Simon Calvert, head of public policy at the Christian Institute stated that their concern is not with banning conversion therapy per se, but, they rested upon "ordinary praying and preaching in churches" to be deemed conversion therapy. Which would put an individual "in a situation where the police and the courts are adjudicating on whether or not somebody prayed the wrong kind of prayer".
He added that the current draft bears the potential of breaching human rights as they are amended in the ECHR. The charity is willing to seek "to have the legislation declared incompatible with the ECHR" and consequently "struck down".
Calvert emphasizes that the purpose of the letter is to "remind the government of its obligations under human rights law" including a reminder to people in favour of the ban that there are "very strong legal reasons why you cannot outlaw prayer".

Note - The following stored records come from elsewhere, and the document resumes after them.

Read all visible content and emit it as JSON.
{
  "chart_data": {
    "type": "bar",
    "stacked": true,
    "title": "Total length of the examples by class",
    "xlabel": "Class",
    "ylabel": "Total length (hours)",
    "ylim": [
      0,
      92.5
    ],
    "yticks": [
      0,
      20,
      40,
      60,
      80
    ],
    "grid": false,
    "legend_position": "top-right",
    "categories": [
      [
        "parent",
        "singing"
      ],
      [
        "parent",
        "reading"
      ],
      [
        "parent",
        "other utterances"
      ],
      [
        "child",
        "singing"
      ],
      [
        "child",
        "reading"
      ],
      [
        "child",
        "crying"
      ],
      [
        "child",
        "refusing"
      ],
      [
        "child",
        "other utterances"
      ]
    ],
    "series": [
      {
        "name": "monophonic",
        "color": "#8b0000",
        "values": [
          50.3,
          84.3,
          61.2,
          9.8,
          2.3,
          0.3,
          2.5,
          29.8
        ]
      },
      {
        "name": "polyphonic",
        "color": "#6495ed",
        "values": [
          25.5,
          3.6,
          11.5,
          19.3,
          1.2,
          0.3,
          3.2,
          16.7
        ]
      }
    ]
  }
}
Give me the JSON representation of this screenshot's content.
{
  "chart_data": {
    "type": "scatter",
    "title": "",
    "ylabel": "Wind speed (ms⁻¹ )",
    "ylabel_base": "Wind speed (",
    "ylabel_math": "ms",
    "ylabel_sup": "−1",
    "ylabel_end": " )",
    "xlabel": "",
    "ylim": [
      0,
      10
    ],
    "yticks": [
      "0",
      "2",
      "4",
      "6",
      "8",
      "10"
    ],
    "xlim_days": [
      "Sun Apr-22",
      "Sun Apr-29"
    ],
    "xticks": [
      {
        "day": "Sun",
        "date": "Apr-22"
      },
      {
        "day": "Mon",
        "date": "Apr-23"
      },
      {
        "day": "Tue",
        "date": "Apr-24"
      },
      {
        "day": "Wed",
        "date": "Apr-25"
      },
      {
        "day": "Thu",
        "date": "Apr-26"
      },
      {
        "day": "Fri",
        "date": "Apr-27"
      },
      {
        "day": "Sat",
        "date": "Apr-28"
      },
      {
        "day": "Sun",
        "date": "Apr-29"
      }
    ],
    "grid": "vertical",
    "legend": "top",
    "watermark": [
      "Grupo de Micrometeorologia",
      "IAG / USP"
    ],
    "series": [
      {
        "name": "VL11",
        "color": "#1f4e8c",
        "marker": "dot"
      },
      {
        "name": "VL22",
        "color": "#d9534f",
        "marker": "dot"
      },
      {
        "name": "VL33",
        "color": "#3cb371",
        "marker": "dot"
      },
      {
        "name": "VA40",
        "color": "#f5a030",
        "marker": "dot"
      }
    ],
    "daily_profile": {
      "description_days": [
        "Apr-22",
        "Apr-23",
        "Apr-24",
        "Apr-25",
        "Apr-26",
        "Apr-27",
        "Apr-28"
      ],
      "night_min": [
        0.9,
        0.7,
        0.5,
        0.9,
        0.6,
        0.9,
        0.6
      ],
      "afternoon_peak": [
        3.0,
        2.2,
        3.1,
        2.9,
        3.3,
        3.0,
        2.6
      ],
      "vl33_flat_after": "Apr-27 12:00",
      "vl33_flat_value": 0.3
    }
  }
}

His final statement included encouragement for "fairer media coverage" since the media coverage on this topic has been very one-sided. He thinks that "people have not been questioned properly about it, do you really want to criminalise the preaching and practice of evangelical theology? because for some people, that is clearly what they want. And I think most people would think that that is quite wrong and quite repressive."
Ciarán Kelly, also from the Christian Institute stated: “Protecting people from dangerous medical practices is one thing but banning preaching, prayer and pastoral care is quite different. It would be as tyrannical as it would be unworkable. It is not up to the police, prosecutors or the courts to decide which kinds of prayer are acceptable. Jason Coppel’s advice is quite clear. Christian beliefs on sexuality are protected by human rights law. They may not be fashionable but that doesn’t mean you can outlaw them. It is shocking to see activists trying to weaponise a ‘harm’ narrative to justify oppressing biblically faithful churches.”